Le contrôle parlementaire, même minimaliste, de l’ensemble des crédits dédiés à l’APD dans le projet de loi de finances 2012 n’a donc pas eu lieu sous cet angle d’analyse, faute pour le rapporteur de disposer du document de politique transversale lui permettant d’avoir une vision d’ensemble de la politique d’aide au développement : « Dans ces conditions, rapporter devant la commission des Finances sur les crédits de la mission Aide publique au développement (APD) relève plus de l’exercice de bonne volonté que du véritable contrôle démocratique », tranche Emmanuelli. Mais après tout, on ne parle que de quelques milliards d’euros, dont une large partie sert toujours à consolider les structures de la Françafrique.

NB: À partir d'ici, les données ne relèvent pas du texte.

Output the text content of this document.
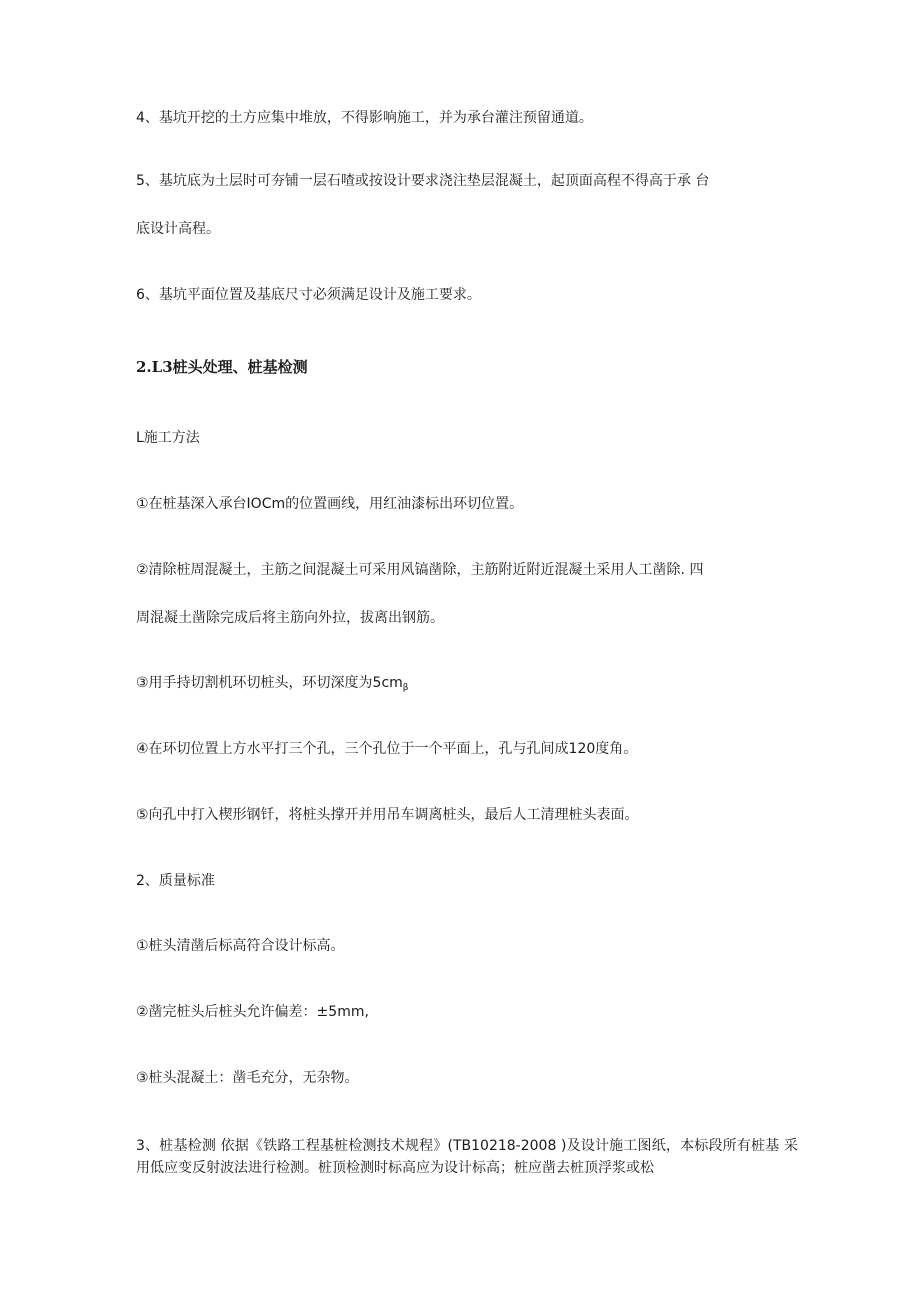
4、基坑开挖的土方应集中堆放，不得影响施工，并为承台灌注预留通道。
5、基坑底为土层时可夯铺一层石喳或按设计要求浇注垫层混凝土，起顶面高程不得高于承 台
底设计高程。
6、基坑平面位置及基底尺寸必须满足设计及施工要求。
2.L3桩头处理、桩基检测
L施工方法
①在桩基深入承台IOCm的位置画线，用红油漆标出环切位置。
②清除桩周混凝土，主筋之间混凝土可采用风镐凿除，主筋附近附近混凝土采用人工凿除. 四
周混凝土凿除完成后将主筋向外拉，拔离出钢筋。
③用手持切割机环切桩头，环切深度为$5cm_\beta$
④在环切位置上方水平打三个孔，三个孔位于一个平面上，孔与孔间成120度角。
⑤向孔中打入楔形钢钎，将桩头撑开并用吊车调离桩头，最后人工清理桩头表面。
2、质量标准
①桩头清凿后标高符合设计标高。
②凿完桩头后桩头允许偏差：±5mm,
③桩头混凝土：凿毛充分，无杂物。
3、桩基检测 依据《铁路工程基桩检测技术规程》(TB10218-2008 )及设计施工图纸，本标段所有桩基 采用低应变反射波法进行检测。桩顶检测时标高应为设计标高；桩应凿去桩顶浮浆或松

Aider la démocratie ou la stabilité ?

Selon les personnes sondées l’été dernier, le deuxième objectif prioritaire de l’aide française devrait être la « contribution au développement de la démocratie et de la paix dans le monde ». Mais il faut compléter par un chiffre intéressant, que l’IFOP et l’AFD s’étaient bien gardés de mettre en avant lors de la conférence de presse de présentation des résultats : seuls 7% des personnes interrogées citent la « stabilité politique » comme un indicateur d’efficacité de l’aide au développement.

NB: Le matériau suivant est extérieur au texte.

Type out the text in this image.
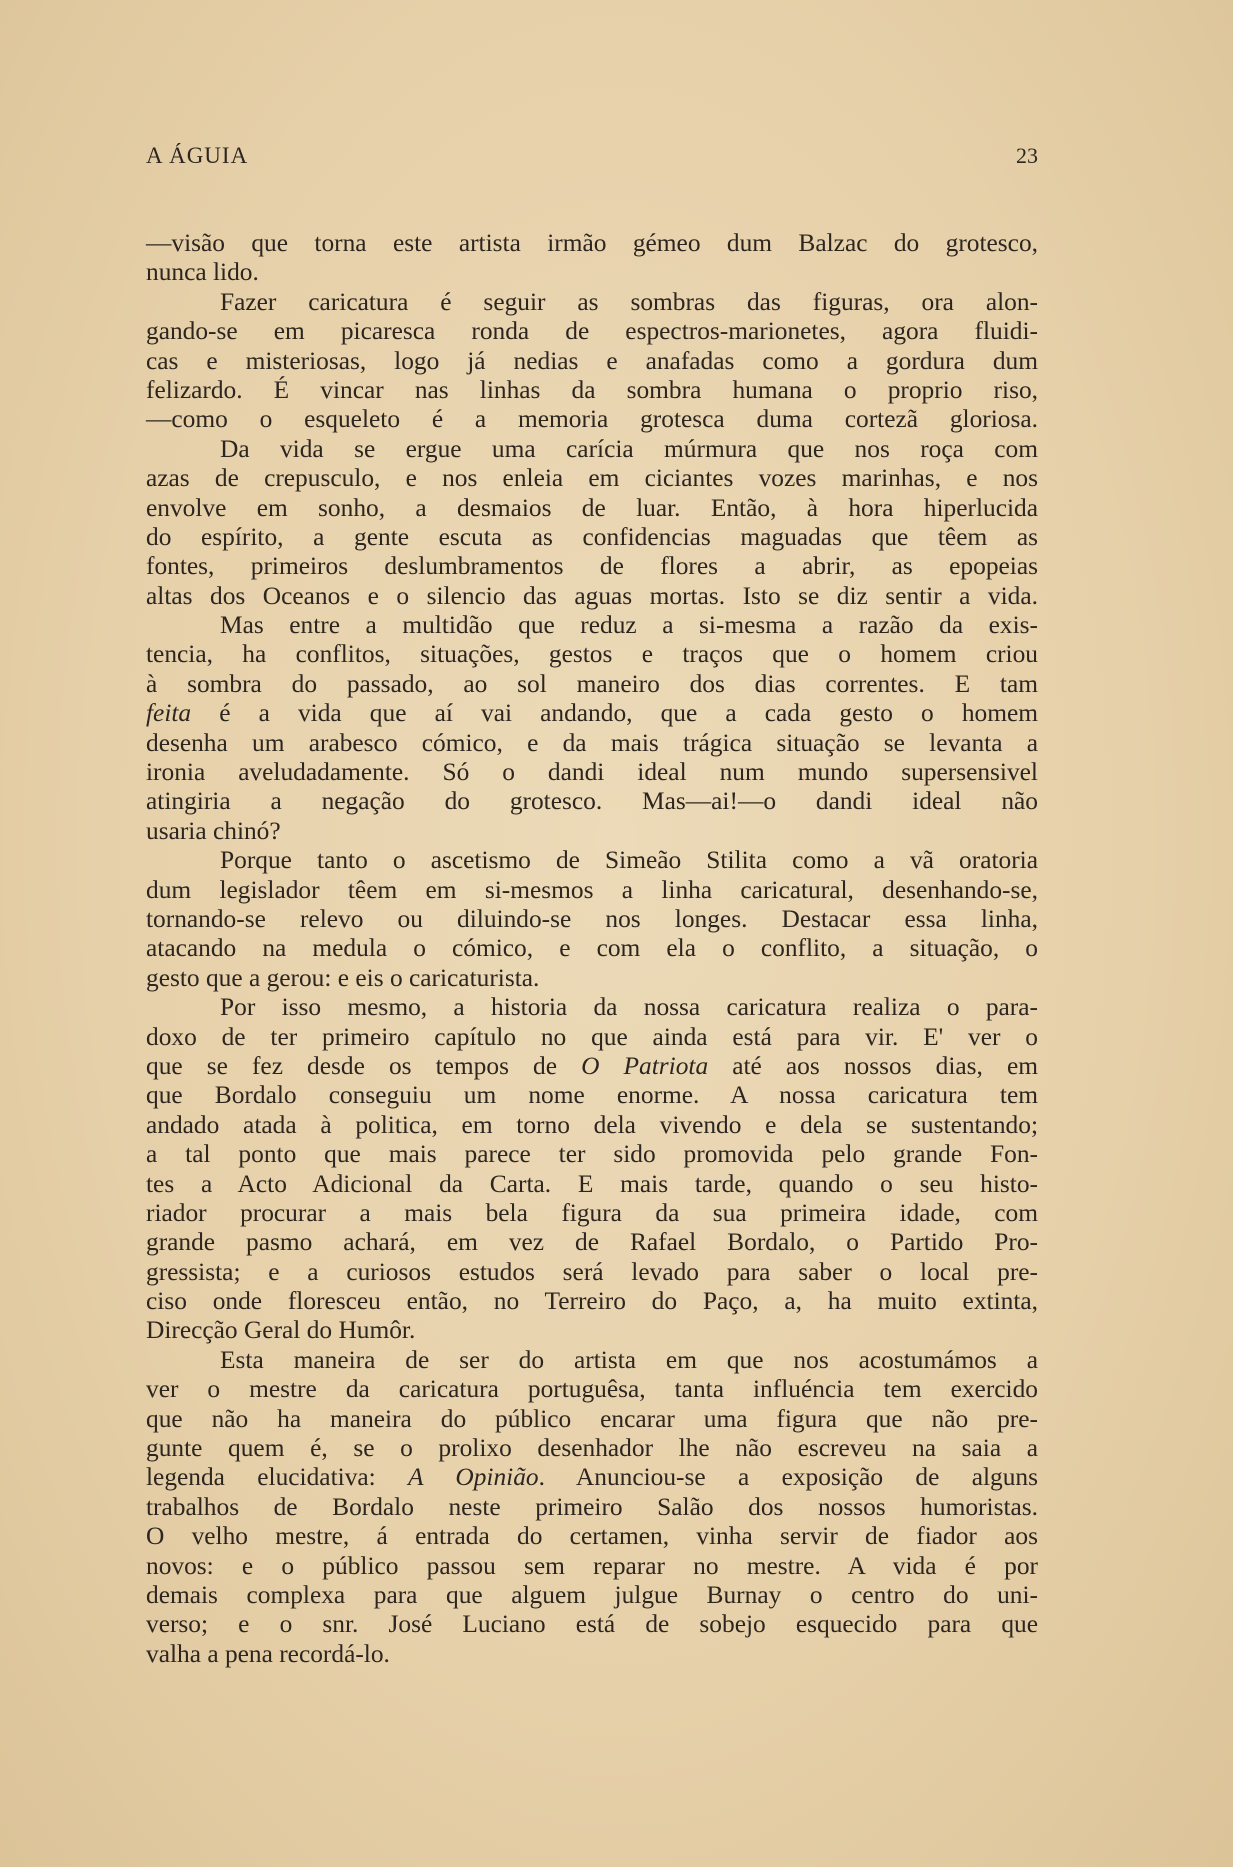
A ÁGUIA	23
—visão que torna este artista irmão gémeo dum Balzac do grotesco,
nunca lido.
Fazer caricatura é seguir as sombras das figuras, ora alon-
gando-se em picaresca ronda de espectros-marionetes, agora fluidi-
cas e misteriosas, logo já nedias e anafadas como a gordura dum
felizardo. É vincar nas linhas da sombra humana o proprio riso,
—como o esqueleto é a memoria grotesca duma cortezã gloriosa.
Da vida se ergue uma carícia múrmura que nos roça com
azas de crepusculo, e nos enleia em ciciantes vozes marinhas, e nos
envolve em sonho, a desmaios de luar. Então, à hora hiperlucida
do espírito, a gente escuta as confidencias maguadas que têem as
fontes, primeiros deslumbramentos de flores a abrir, as epopeias
altas dos Oceanos e o silencio das aguas mortas. Isto se diz sentir a vida.
Mas entre a multidão que reduz a si-mesma a razão da exis-
tencia, ha conflitos, situações, gestos e traços que o homem criou
à sombra do passado, ao sol maneiro dos dias correntes. E tam
feita é a vida que aí vai andando, que a cada gesto o homem
desenha um arabesco cómico, e da mais trágica situação se levanta a
ironia aveludadamente. Só o dandi ideal num mundo supersensivel
atingiria a negação do grotesco. Mas—ai!—o dandi ideal não
usaria chinó?
Porque tanto o ascetismo de Simeão Stilita como a vã oratoria
dum legislador têem em si-mesmos a linha caricatural, desenhando-se,
tornando-se relevo ou diluindo-se nos longes. Destacar essa linha,
atacando na medula o cómico, e com ela o conflito, a situação, o
gesto que a gerou: e eis o caricaturista.
Por isso mesmo, a historia da nossa caricatura realiza o para-
doxo de ter primeiro capítulo no que ainda está para vir. E' ver o
que se fez desde os tempos de O Patriota até aos nossos dias, em
que Bordalo conseguiu um nome enorme. A nossa caricatura tem
andado atada à politica, em torno dela vivendo e dela se sustentando;
a tal ponto que mais parece ter sido promovida pelo grande Fon-
tes a Acto Adicional da Carta. E mais tarde, quando o seu histo-
riador procurar a mais bela figura da sua primeira idade, com
grande pasmo achará, em vez de Rafael Bordalo, o Partido Pro-
gressista; e a curiosos estudos será levado para saber o local pre-
ciso onde floresceu então, no Terreiro do Paço, a, ha muito extinta,
Direcção Geral do Humôr.
Esta maneira de ser do artista em que nos acostumámos a
ver o mestre da caricatura portuguêsa, tanta influéncia tem exercido
que não ha maneira do público encarar uma figura que não pre-
gunte quem é, se o prolixo desenhador lhe não escreveu na saia a
legenda elucidativa: A Opinião. Anunciou-se a exposição de alguns
trabalhos de Bordalo neste primeiro Salão dos nossos humoristas.
O velho mestre, á entrada do certamen, vinha servir de fiador aos
novos: e o público passou sem reparar no mestre. A vida é por
demais complexa para que alguem julgue Burnay o centro do uni-
verso; e o snr. José Luciano está de sobejo esquecido para que
valha a pena recordá-lo.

Pourtant, comme le rappelle le rapport Emmanuelli, « avec le document cadre « Coopération au développement : une vision française », adopté le 3 novembre 2010, la France s’est dotée d’une stratégie fixant pour les 10 ans à venir sa politique de coopération au développement. Cette politique vise à répondre à quatre grands enjeux complémentaires : promouvoir une croissance durable et partagée ; lutter contre la pauvreté et l’inégalité ; préserver les biens publics mondiaux ; et contribuer à la stabilité et à l’état de droit ». Prétendre lier la « stabilité » et « l’état de droit » est depuis toujours un des pires leitmotiv de l’intervention de la France dans son pré-carré, que l’Etat a ainsi réinscrit dans le marbre pour 10 ans... à peine deux mois et demi avant le renversement de Ben Ali. Cela permet opportunément de maintenir dans le champ de l’APD les crédits engagés au titre de la coopération militaire et policière, par exemple, et de justifier certaines aides budgétaires, véritables chèques aux dictateurs : même si après les 19,5 millions d’euros versés au Burkina de Blaise Compaoré en 2009, les 2 à 4 millions d’euros versés chaque année depuis 2009 au Togo de Faure Gnassingbé ou le million d’euros versé en 2011 à la Centrafrique de Bozizé font pâle figure, ces bonus contribuent assurément à la stabilité de tels « états de droit ».

Finalement, la majorité des sondés, comme le rapporteur Emmanuelli, semblent toujours croire qu’il existe une « bonne » aide au développement, se refusant sans doute à jeter le bébé avec l’eau du bain. Reste que depuis plus de cinquante ans, notre « aide » n’a fait qu’aider à ce que la situation s’empire. Et à quand bien même nous serions capables d’un contrôle démocratique suffisamment efficace pour parvenir à nous débarrasser seulement de l’eau du bain, le « bébé » resterait tout droit issu de l’impérialisme économique et politique du plan Marshall et du ministère français de la coopération qui remplaça celui des colonies en 1960, en maintenant une AFD créée depuis Londres le 2 décembre 1941 par De Gaulle et qui fête donc joyeusement ses 70 ans. Notre « aide » n’en constituerait donc pas moins, par son essence même, un interventionnisme et une ingérence dans les choix économiques et la vie politique des peuples que l’on nous présente comme des « bénéficiaires », toujours implicitement perçus comme incapables de conquérir eux-mêmes leurs droits.